North Carolina became one of 13 states to enact photo voter ID legislation since the 2010 election. In each case but one, a Republican governor signed the law into action, or a Republican-dominated legislature overturned a Democratic governor's veto. Some suggest that the law specifically targets minorities such as blacks and Hispanics, who are Democratically-inclined voters. In a system where the participation rate is already embarrassingly low, politicians shouldn't be making it harder for people to vote. But the system needs to also verify the identity of the voter. In order to present a solution to both needs, states with this legislation should have easily accessible programs that enable an individual like Eaton to acquire the necessary documents in an expedient and frugal manner.
The lawsuit, filed by the NAACP, states that Eaton will be "disenfranchised after voting for 70 years." While North Carolina does provide a free government-issued ID, Eaton's struggle extends beyond that. "Mrs. Eaton, who was born at home, has a current North Carolina driver's license, but the name on her certified birth certificate does not match the name on her driver's license or the name on her voter registration card," says the lawsuit. "Mrs. Eaton will incur substantial time and expense to correct her identification documents to match her voter registration record in order to meet the new requirements."
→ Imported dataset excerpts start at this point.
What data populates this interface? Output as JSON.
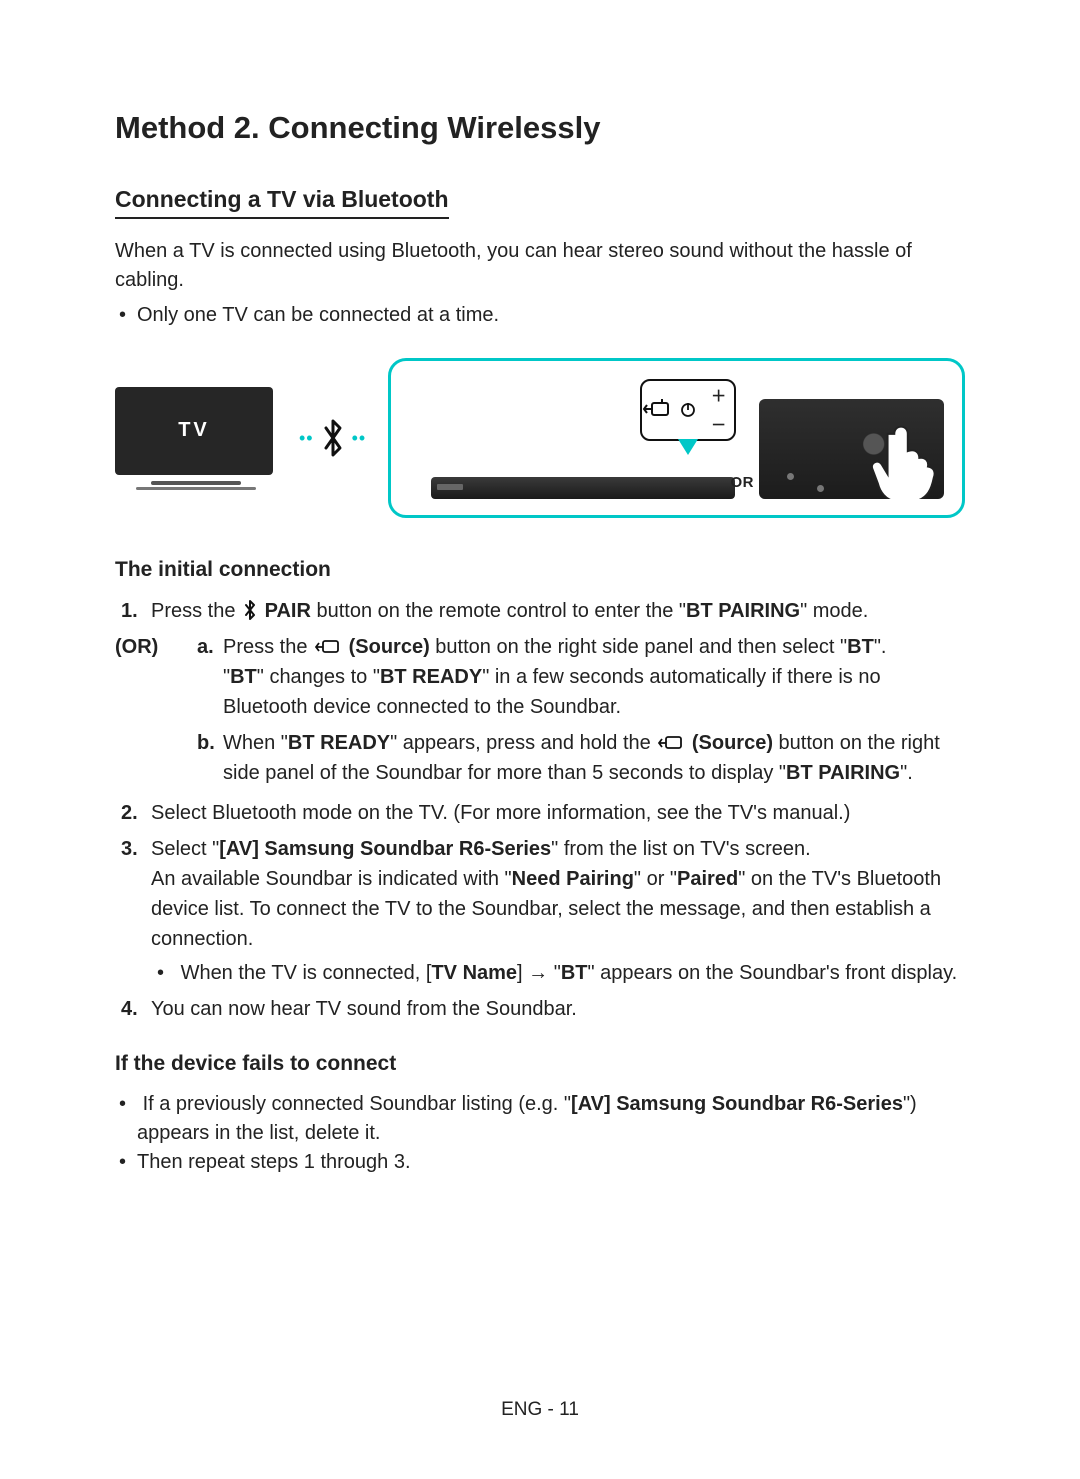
{
  "headings": {
    "h1": "Method 2. Connecting Wirelessly",
    "h2": "Connecting a TV via Bluetooth",
    "h3_initial": "The initial connection",
    "h3_fail": "If the device fails to connect"
  },
  "intro": "When a TV is connected using Bluetooth, you can hear stereo sound without the hassle of cabling.",
  "intro_bullet": "Only one TV can be connected at a time.",
  "diagram": {
    "tv_label": "TV",
    "or_label": "OR"
  },
  "steps": {
    "s1_pre": "Press the ",
    "s1_pair": "PAIR",
    "s1_mid": " button on the remote control to enter the \"",
    "s1_btpairing": "BT PAIRING",
    "s1_post": "\" mode.",
    "or_word": "(OR)",
    "a_pre": "Press the ",
    "a_source": "(Source)",
    "a_mid": " button on the right side panel and then select \"",
    "a_bt": "BT",
    "a_post": "\".",
    "a2_pre": "\"",
    "a2_bt": "BT",
    "a2_mid": "\" changes to \"",
    "a2_btready": "BT READY",
    "a2_post": "\" in a few seconds automatically if there is no Bluetooth device connected to the Soundbar.",
    "b_pre": "When \"",
    "b_btready": "BT READY",
    "b_mid1": "\" appears, press and hold the ",
    "b_source": "(Source)",
    "b_mid2": " button on the right side panel of the Soundbar for more than 5 seconds to display \"",
    "b_btpairing": "BT PAIRING",
    "b_post": "\".",
    "s2": "Select Bluetooth mode on the TV. (For more information, see the TV's manual.)",
    "s3_pre": "Select \"",
    "s3_model": "[AV] Samsung Soundbar R6-Series",
    "s3_post": "\" from the list on TV's screen.",
    "s3b_pre": "An available Soundbar is indicated with \"",
    "s3b_need": "Need Pairing",
    "s3b_or": "\" or \"",
    "s3b_paired": "Paired",
    "s3b_post": "\" on the TV's Bluetooth device list. To connect the TV to the Soundbar, select the message, and then establish a connection.",
    "s3c_pre": "When the TV is connected, [",
    "s3c_tvname": "TV Name",
    "s3c_mid": "] → \"",
    "s3c_bt": "BT",
    "s3c_post": "\" appears on the Soundbar's front display.",
    "s4": "You can now hear TV sound from the Soundbar."
  },
  "fail": {
    "f1_pre": "If a previously connected Soundbar listing (e.g. \"",
    "f1_model": "[AV] Samsung Soundbar R6-Series",
    "f1_post": "\") appears in the list, delete it.",
    "f2": "Then repeat steps 1 through 3."
  },
  "footer": "ENG - 11"
}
In conjunction with the voter ID requirements, the law reduces the number of early voting days from 17 to 10, irrespective of the fact that 61% of North Carolina's voters cast early ballots during the 2012 election. Almost 70% of black individuals voted early in 2012.
Cutting the early voting will have a significant, and negative impact on black voters says Dale Ho, director of the ACLU's Voting Rights Project. "Eliminating a huge part of early voting will cut off voting opportunities for hundreds of thousands of citizens … Florida similarly eliminated a week of early voting before the 2012 election … voters [stood] in line for hours, some having to wait until after the president's acceptance speech to finally vote, and hundreds of thousands giving up in frustration. Those burdens fell disproportionately on African-American voters, and the same thing will happen in North Carolina. We should be making it easier for people to vote, not harder."
A second lawsuit, filed on Monday by the American Civil Liberties Union, the ACLU of North Carolina Legal Foundation, and the Southern Coalition For Social Justice, said that the new law has a disproportionate effect on the black population.
It is absolutely imperative that the state work to ensure voter integrity — it is also important to do our best to ensure that everyone has the equal opportunity to vote. Requiring voter ID is a valid way to do so. But it must be considered that this requirement can present a burden to many minority groups and can create a disincentive to vote. For many people who might want to vote at the last minute, getting a license won't be possible. Therefore the state and voting activists groups should do as much as they can to promote what the new law requires so that individuals can acquire the documents they need.
In the case of Eaton, she has multiple issues with her identification that will take time, effort, and money to unravel. The issue is much more complicated than the average complaint that people have about voter ID laws. It is not an outrageous idea to ask someone to prove who they are before they vote. You present identification throughout your daily life; identification is an important part of modern times. But at the same time, the state can help to facilitate this new requirement by giving people an outlet to easily obtain the documents.